To be clear, Syed was sentenced to life plus 30 years, so he technically has a chance at parole. But Koenig was right that being paroled is extremely difficult when an individual like Syed maintains his innocence and fails to show remorse. It is also worth noting that in Maryland, where Syed is incarcerated, release on parole for a life sentence is almost nonexistent and requires approval by the governor. In the past decade, no one serving a life sentence has been paroled in Maryland. So for all practical purposes, the state of Maryland sentenced Syed, a kid, to die in prison.

The United States is the only country in the world to sentence kids to life without parole. Ten other countries are known to have life without parole on the books as a possible sentence for youths, but the U.S. is the only country that actually sentences kids to life without parole.

We are off the charts compared with most of the world in our sentencing of kids, and we should be ashamed to be in the company of those who are worse than we are in the treatment of children. While a handful of countries still impose the death penalty on children—and the United States only abolished the practice following a Supreme Court decision in 2005—the overwhelming majority of the rest of the world’s criminal laws more consistently reflect the basic human understanding that kids are less culpable than adults, and as such, they deserve different treatment in the criminal justice system. The U.N. Convention on the Rights of the Child (which only the U.S., Somalia, and South Sudan haven’t signed) explicitly prohibits life without parole for children. Even Pope Francis has weighed in, declaring that criminal penalties should not apply to children and calling for an end to life imprisonment.

Sentences like Syed’s are not only out of step with the entire rest of the world, but they also fly in the face of what we know of kids’ capacity for change—so much so that in recent years the U.S. Supreme Court has scaled back the availability of extreme sentences for children, specifically because they fail to account for the differences between kids and adults.

The Supreme Court has recognized what we all know from common sense and life experience—that kids’ brains do not have the ability to judge risk and consequences in the same way as adult brains. Kids are more susceptible to peer pressure, demonstrate increased impetuosity, and are uniquely capable of change.

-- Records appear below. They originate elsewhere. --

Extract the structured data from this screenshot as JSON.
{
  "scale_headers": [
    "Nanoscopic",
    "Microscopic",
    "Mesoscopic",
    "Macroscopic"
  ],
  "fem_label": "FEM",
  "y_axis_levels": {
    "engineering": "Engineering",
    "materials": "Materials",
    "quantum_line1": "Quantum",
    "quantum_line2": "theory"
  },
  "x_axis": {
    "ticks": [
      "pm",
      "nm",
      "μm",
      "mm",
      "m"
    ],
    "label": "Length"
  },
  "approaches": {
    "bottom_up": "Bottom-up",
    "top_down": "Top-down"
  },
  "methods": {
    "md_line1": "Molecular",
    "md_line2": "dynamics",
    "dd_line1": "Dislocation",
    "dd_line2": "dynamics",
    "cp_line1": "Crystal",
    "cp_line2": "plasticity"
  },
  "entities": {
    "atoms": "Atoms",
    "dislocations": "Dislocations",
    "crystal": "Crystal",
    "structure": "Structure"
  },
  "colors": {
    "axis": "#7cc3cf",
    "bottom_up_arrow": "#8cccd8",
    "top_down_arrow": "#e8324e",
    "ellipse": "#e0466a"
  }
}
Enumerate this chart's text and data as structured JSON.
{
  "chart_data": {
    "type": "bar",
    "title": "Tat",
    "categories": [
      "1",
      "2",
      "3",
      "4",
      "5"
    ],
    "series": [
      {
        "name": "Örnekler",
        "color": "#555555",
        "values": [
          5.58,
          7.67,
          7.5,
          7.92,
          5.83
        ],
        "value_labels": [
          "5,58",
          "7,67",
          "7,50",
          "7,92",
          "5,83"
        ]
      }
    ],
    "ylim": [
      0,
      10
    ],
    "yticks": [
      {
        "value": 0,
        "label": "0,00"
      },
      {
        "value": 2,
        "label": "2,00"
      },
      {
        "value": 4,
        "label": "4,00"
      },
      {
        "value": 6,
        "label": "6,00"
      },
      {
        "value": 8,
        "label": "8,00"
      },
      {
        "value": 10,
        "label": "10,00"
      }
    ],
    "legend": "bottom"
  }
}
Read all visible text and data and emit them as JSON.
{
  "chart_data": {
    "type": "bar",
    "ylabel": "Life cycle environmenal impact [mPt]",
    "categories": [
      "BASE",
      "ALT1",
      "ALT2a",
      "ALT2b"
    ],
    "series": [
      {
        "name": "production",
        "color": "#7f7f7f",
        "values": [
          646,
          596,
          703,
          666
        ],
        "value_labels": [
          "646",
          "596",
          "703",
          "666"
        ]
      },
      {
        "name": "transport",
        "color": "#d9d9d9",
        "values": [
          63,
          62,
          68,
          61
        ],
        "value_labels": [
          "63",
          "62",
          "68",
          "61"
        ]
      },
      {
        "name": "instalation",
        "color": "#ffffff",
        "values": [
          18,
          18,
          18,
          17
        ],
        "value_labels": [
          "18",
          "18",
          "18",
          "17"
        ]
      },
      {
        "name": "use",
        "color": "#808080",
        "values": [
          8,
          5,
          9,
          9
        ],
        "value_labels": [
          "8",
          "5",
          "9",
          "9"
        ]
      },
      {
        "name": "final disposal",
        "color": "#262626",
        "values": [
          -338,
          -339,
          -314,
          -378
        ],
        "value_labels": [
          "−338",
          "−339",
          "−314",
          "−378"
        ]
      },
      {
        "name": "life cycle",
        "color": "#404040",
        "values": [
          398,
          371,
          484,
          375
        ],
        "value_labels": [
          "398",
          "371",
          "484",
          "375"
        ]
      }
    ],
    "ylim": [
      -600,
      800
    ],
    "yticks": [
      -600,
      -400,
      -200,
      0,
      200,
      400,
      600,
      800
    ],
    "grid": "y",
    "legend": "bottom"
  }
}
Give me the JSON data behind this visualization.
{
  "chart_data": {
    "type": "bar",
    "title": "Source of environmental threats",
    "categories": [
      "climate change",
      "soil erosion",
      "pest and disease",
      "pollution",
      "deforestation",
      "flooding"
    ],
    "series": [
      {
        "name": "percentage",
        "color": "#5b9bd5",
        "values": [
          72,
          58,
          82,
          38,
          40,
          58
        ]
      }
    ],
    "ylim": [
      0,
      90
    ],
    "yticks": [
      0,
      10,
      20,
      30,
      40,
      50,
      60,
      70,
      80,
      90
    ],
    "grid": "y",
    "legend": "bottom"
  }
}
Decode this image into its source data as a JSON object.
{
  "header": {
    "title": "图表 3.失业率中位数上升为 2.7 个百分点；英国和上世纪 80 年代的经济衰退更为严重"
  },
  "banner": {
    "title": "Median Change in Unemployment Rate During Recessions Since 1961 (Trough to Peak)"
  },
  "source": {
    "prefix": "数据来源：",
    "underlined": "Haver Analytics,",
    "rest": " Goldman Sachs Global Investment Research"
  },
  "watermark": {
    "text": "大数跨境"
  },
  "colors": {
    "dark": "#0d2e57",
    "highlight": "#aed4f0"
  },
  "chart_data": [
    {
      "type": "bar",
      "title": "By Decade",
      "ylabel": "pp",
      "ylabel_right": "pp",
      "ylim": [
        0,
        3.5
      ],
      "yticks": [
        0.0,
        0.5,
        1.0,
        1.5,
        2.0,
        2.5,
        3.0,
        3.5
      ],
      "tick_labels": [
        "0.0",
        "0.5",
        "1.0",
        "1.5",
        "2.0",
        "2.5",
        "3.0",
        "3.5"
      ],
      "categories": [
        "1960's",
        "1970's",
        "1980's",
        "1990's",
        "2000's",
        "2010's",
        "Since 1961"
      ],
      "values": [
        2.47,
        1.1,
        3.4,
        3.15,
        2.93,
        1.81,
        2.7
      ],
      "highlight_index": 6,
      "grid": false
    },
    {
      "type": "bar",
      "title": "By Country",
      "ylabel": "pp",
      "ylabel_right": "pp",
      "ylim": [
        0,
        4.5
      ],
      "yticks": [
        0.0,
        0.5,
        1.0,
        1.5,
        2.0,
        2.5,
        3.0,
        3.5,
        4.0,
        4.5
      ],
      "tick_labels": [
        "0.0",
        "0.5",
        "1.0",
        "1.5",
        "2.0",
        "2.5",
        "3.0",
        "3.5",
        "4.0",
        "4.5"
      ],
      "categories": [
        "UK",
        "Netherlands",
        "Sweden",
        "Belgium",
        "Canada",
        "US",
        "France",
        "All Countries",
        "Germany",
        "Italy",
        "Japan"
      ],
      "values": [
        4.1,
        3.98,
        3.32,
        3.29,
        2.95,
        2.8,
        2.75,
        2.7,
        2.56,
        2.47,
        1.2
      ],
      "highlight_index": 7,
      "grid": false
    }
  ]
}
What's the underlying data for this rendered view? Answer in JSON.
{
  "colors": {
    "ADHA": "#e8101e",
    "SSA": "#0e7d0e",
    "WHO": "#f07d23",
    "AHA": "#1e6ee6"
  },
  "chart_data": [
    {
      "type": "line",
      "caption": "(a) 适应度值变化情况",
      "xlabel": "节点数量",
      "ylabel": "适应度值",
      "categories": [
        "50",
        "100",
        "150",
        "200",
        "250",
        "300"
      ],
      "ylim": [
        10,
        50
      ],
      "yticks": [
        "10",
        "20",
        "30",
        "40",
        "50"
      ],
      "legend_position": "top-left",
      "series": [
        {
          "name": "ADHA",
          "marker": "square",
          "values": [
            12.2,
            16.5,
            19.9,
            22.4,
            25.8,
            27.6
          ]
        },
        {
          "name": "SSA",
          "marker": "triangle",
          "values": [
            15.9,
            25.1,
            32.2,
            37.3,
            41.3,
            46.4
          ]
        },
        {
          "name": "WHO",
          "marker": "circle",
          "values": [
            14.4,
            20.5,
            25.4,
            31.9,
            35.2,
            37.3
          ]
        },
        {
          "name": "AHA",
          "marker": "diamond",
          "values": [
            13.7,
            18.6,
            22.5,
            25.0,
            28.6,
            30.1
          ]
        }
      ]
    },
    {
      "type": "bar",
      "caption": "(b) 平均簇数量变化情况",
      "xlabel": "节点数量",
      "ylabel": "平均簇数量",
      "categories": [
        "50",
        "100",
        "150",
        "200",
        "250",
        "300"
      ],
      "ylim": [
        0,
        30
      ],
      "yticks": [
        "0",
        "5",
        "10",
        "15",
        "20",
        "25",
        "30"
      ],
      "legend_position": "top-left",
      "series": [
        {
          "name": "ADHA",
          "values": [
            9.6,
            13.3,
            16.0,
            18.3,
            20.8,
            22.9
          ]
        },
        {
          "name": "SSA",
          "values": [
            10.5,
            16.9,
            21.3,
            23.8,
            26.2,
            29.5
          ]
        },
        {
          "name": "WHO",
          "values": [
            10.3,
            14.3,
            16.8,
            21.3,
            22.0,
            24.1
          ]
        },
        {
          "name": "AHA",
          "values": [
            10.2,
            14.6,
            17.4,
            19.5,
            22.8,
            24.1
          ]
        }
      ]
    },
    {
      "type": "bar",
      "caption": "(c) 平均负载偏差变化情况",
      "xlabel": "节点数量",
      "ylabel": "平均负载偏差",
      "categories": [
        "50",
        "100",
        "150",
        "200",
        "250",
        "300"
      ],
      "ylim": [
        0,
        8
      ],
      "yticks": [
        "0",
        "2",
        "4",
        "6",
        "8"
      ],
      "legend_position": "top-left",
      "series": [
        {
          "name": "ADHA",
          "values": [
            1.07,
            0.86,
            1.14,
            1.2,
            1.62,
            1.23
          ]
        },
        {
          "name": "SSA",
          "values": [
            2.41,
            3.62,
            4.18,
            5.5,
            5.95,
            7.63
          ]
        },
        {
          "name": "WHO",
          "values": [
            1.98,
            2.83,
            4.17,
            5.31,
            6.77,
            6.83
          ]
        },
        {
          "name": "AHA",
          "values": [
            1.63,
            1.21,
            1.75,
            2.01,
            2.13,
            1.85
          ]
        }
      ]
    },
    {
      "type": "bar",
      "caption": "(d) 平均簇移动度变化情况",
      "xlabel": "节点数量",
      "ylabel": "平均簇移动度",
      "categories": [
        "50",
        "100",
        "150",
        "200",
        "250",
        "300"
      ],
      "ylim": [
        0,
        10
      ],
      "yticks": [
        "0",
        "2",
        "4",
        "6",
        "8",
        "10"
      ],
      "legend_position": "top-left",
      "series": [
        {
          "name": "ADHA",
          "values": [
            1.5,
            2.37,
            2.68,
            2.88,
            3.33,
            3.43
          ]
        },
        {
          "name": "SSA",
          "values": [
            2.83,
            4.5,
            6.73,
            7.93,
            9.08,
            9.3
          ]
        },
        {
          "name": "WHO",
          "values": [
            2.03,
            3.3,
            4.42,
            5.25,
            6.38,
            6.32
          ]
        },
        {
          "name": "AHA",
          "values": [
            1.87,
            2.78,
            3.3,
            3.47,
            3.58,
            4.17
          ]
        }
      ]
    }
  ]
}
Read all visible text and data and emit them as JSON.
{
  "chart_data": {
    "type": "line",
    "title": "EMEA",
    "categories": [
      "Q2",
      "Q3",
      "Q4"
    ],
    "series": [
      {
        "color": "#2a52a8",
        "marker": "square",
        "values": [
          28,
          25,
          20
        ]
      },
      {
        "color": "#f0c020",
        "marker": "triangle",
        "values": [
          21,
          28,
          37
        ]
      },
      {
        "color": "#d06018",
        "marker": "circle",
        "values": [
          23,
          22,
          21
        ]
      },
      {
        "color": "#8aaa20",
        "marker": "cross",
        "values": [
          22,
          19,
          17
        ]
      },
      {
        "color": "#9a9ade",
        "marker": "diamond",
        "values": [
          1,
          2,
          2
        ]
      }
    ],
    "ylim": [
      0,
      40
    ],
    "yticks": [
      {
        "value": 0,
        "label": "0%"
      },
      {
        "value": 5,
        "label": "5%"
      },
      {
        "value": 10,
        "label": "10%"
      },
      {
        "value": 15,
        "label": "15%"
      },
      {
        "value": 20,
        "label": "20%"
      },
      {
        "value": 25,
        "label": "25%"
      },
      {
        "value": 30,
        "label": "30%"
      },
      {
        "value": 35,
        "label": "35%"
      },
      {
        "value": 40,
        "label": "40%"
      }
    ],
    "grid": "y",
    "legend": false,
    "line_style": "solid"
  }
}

Kids also have a harder time navigating the criminal justice system, which is reflected in Syed’s experience with his lawyer at trial.

There is growing momentum in the U.S. to consider youthfulness when imposing adult criminal sentences on children. Just last week, the U.S. Supreme Court decided to hear another case dealing with mandatory life without parole sentences for kids. Eleven state legislatures have abolished life without parole for kids, and at least five have limited its imposition. Other states have been slower to act, however, and in many jurisdictions across the U.S., children continue to be sentenced to life imprisonment.

So when Serial’s investigation into Adnan Syed concludes this week and we all move on with our lives, it is important to remember that Syed and thousands of kids will remain in prison until we as a country join the rest of the world in understanding that all kids—even those charged with serious crimes—are capable of change and deserve a second chance.